Berlin (pag) – Die Zahl der Organspender und der Transplantationen ist 2019 im Vergleich zum Vorjahr leicht zurückgegangen. Das teilt die Deutsche Stiftung Organtransplantation (DSO) mit.

Im vergangenen Jahr haben nach Daten der DSO 932 Menschen nach ihrem Tod ein oder mehrere Organe gespendet, 2018 waren es 955. Mit durchschnittlich 11,2 Spendern pro eine Million Einwohner bilde Deutschland nach wie vor eines der Schlusslichter im internationalen Vergleich, teilt die Stiftung mit. In den 46 Transplantationszentren wurden 3.192 erfolgreiche Organübertragungen vollzogen. 2018 waren es 3.264.

2019 konnte die DSO nach eigenen Angaben 2.995 gespendete Organe an die internationale Vermittlungsstelle Eurotransplant (ET) übermitteln (1.524 Nieren, 726 Lebern, 329 Lungen, 324 Herzen, 87 Bauchspeicheldrüsen, fünf Dünndärme).

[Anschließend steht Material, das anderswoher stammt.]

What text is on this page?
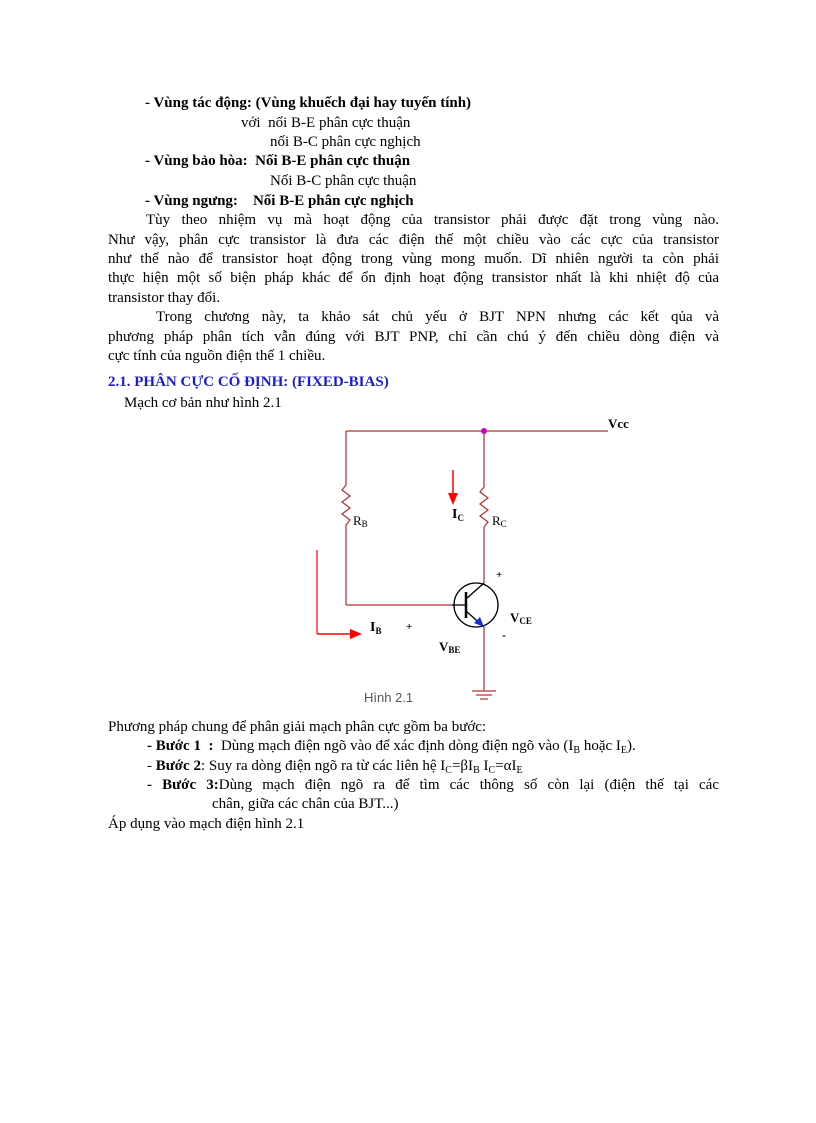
- Vùng tác động: (Vùng khuếch đại hay tuyến tính)
với nối B-E phân cực thuận
nối B-C phân cực nghịch
- Vùng bảo hòa: Nối B-E phân cực thuận
Nối B-C phân cực thuận
- Vùng ngưng: Nối B-E phân cực nghịch
Tùy theo nhiệm vụ mà hoạt động của transistor phải được đặt trong vùng nào.
Như vậy, phân cực transistor là đưa các điện thế một chiều vào các cực của transistor
như thế nào để transistor hoạt động trong vùng mong muốn. Dĩ nhiên người ta còn phải
thực hiện một số biện pháp khác để ổn định hoạt động transistor nhất là khi nhiệt độ của
transistor thay đổi.
Trong chương này, ta khảo sát chủ yếu ở BJT NPN nhưng các kết qủa và
phương pháp phân tích vẫn đúng với BJT PNP, chỉ cần chú ý đến chiều dòng điện và
cực tính của nguồn điện thế 1 chiều.
2.1. PHÂN CỰC CỐ ĐỊNH: (FIXED-BIAS)
Mạch cơ bản như hình 2.1
Vcc
RB	RC
$I_C$
$I_B$ +
+
-
VCE
VBE
Hình 2.1
Phương pháp chung để phân giải mạch phân cực gồm ba bước:
- Bước 1 : Dùng mạch điện ngõ vào để xác định dòng điện ngõ vào ($I_B$ hoặc $I_E$).
- Bước 2: Suy ra dòng điện ngõ ra từ các liên hệ $I_C=\beta I_B$ $I_C=\alpha I_E$
- Bước 3:Dùng mạch điện ngõ ra để tìm các thông số còn lại (điện thế tại các
chân, giữa các chân của BJT...)
Áp dụng vào mạch điện hình 2.1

Die Aufgabe der Organverteilung innerhalb der acht beteiligten Länder liegt bei ET, erklärt die DSO. Durch diesen Zusammenschluss hätten die Patienten eine größere Chance, ein möglichst immunologisch passendes Organ zu erhalten. Deutschland erhielt auch in 2019 mehr Organe aus dem ET-Verbund, als es eingebracht hat, teilt die DSO mit. Deswegen liegt die Summe der transplantierten Organe in Deutschland jährlich etwas höher als die Zahl der hier entnommenen Organe. Mehr als 9.000 Menschen seien derzeit für eine Transplantation registriert.

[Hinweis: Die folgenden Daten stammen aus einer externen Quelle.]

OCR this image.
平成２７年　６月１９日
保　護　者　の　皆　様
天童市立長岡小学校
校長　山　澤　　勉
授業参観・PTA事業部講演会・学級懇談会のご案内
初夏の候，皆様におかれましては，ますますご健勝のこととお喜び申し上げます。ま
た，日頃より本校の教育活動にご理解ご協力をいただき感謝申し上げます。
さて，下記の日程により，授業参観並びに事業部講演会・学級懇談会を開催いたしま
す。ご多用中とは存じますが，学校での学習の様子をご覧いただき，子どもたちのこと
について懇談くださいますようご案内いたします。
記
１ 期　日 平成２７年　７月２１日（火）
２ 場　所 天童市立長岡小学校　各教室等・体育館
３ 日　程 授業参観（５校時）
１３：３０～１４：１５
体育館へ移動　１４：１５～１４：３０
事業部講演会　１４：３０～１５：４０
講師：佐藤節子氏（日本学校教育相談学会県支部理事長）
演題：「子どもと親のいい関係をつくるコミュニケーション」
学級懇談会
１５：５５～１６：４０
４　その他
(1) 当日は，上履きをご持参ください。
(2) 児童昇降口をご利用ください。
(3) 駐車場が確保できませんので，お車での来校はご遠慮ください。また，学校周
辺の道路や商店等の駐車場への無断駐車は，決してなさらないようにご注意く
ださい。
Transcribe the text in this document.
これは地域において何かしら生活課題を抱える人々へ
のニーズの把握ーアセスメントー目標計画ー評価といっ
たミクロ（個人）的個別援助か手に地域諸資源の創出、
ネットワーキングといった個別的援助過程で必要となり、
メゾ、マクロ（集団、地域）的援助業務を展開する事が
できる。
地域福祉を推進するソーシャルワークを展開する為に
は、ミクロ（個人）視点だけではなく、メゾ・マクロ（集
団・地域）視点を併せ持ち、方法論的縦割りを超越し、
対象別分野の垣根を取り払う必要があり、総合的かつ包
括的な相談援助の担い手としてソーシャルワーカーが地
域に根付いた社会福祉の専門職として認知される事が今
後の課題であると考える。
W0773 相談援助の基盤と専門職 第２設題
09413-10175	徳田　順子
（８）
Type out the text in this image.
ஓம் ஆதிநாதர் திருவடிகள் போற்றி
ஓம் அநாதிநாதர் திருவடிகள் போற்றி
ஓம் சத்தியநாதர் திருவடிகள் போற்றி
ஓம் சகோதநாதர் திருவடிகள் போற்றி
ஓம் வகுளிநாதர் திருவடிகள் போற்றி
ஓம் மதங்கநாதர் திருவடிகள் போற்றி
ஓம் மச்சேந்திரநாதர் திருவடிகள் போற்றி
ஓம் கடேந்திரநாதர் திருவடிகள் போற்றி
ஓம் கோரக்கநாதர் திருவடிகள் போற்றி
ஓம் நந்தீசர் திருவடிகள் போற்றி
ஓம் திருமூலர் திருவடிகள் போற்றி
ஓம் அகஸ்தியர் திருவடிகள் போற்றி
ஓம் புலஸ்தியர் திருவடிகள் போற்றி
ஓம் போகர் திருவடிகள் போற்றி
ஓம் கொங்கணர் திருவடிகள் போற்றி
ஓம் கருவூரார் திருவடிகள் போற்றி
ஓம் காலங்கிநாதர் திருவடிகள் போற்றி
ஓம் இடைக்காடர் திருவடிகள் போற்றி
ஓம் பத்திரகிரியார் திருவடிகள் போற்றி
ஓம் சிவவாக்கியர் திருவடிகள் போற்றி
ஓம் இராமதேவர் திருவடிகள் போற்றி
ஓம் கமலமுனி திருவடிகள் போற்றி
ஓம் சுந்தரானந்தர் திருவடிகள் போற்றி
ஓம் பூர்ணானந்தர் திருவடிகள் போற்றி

Die „organspendebezogenen Kontaktaufnahmen“ der Krankenhäuser seien um über sieben Prozent auf 3.020 Meldungen (2018: 2.811) gestiegen. Das liege zum einen an der öffentlichen Diskussion und zum anderen an den Auswirkungen der Änderung des Transplantationsgesetzes. „Wir hoffen, dass mit den zunehmenden Kontaktaufnahmen mittelfristig auch die Zahl der Organspenden steigt“, sagt der Medizinische DSO-Vorstand Dr. Axel Rahmel.